- This book wasn’t for you, but who do you think might enjoy it more?
- Posers would love it; people with low self esteem; wannabee police officers… douchebags in general.
- What was most disappointing about Glen Tate’s story?
- I really enjoyed the first book even though the writing itself is very amateurish. It was still intriguing and the second book came along and was okay but not nearly as good. Then I started the third book and wow. It hit me that the author WANTS a collapse to happen! Not because he’s evil or hates the government. No, he wants a collapse to happen so he can live some childish dream about becoming a post apocalyptic special forces superhero. This hit me after about the fourth time the author talked about how “cool” and “badass” he and his team looked in their “511’s” and “romeo boots” and how everyone was so floored about how awesome they looked and yada yada yada. I mean I know the author has said this was a semi-autobiography so after the main character spent an entire chapter or two describing how everyone was in absolute awe who saw him and his ‘team’ of militarized insurance salesman, store clerks, and lawyers dressed up like ‘Military Contractors’ (he uses that term no less than 30 times to describe how he looks) I immediately discounted the whole series. I pictured a middle aged white fat man wearing all the clothes his main character sports and with an AR-15 slung around his back and sitting in view of a large mirror all while writing the novel (this would be the author).It was way too transparent and it makes real preppers look like idiots. I quit the series after this book. The author is a poser that has a need to be a hero and thinks the apocalypse will give him license to play special forces soldier which is why his assessment of the ‘coming partial collapse’, true or not, loses credibility.
- How did the narrator detract from the book?
- The narrator added to the dismal writing. He sounds like an 80 year old man trying to use the slang and jargon of a twenty-something. The guy sounds like he should be narrating WW1 documentaries or something.
- What reaction did this book spark in you? Anger, sadness, disappointment?
- The author made everyone who he disagreed with politically into some kind of cartoon character. I’m a libertarian and I have no love of the liberal point of view but the way the author decided to portray the liberals was so child like. It was like taking every cliche of the left and multiplying by ten and making all of them like that. It takes brain power to flesh out realistic antagonistic characters in a novel.

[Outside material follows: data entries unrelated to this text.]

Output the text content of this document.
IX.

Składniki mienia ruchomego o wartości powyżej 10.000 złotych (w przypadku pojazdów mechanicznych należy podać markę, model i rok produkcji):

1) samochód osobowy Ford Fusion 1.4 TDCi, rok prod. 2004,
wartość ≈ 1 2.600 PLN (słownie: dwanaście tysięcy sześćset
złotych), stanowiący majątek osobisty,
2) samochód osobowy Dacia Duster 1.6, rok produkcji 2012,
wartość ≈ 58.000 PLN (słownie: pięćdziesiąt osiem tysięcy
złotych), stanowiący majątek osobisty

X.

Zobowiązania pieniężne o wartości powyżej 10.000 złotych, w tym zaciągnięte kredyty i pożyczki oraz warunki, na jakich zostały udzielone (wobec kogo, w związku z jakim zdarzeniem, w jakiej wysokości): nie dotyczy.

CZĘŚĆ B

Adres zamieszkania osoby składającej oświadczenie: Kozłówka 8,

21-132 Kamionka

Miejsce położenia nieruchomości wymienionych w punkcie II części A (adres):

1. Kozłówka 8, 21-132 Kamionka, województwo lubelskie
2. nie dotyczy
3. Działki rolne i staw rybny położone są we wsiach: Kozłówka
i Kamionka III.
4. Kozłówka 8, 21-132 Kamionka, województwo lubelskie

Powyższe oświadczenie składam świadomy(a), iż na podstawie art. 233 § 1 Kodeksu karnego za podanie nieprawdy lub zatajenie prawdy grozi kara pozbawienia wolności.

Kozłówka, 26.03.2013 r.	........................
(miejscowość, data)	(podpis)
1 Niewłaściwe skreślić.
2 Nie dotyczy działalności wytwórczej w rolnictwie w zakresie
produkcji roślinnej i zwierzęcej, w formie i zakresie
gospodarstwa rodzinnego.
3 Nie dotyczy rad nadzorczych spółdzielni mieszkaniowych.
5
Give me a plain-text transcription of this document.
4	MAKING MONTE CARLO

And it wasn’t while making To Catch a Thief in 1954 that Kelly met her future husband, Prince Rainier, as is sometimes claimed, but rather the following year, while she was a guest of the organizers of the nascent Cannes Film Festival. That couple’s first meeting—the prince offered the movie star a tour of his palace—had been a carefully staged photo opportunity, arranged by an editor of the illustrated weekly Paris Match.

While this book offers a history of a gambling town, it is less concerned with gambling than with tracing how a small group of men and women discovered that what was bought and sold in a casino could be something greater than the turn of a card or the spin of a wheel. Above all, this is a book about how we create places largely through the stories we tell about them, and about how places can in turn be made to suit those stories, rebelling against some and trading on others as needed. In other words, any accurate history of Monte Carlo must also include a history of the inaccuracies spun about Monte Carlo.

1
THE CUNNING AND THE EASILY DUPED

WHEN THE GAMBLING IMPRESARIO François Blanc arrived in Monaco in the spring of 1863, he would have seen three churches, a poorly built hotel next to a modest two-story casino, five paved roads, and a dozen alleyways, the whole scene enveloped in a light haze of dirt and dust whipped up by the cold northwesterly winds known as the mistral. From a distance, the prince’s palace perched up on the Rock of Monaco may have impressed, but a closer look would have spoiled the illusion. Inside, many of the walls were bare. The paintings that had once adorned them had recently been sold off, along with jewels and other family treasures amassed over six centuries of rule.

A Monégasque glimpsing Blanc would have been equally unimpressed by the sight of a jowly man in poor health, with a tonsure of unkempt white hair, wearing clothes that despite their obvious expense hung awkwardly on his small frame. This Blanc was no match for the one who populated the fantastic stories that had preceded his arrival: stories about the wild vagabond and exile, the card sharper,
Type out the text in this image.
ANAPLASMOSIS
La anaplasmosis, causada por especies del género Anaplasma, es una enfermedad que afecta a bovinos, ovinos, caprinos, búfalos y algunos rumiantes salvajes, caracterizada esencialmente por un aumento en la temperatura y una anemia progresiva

All it takes to do what this author did with his antagonists is laziness. The author shows his lack of depth by doing this.
- Any additional comments?
- The author uses a pseudonym presumably because he works closely with government workers as he states in the intro in book 1 and doesn’t want to reveal himself or his opinions to them. There is something about that fact that makes me think he is a coward and seeks to throw a jab at government workers (which he might well be one) through his novel. It just doesn’t sit right with me. Man up “Greg”.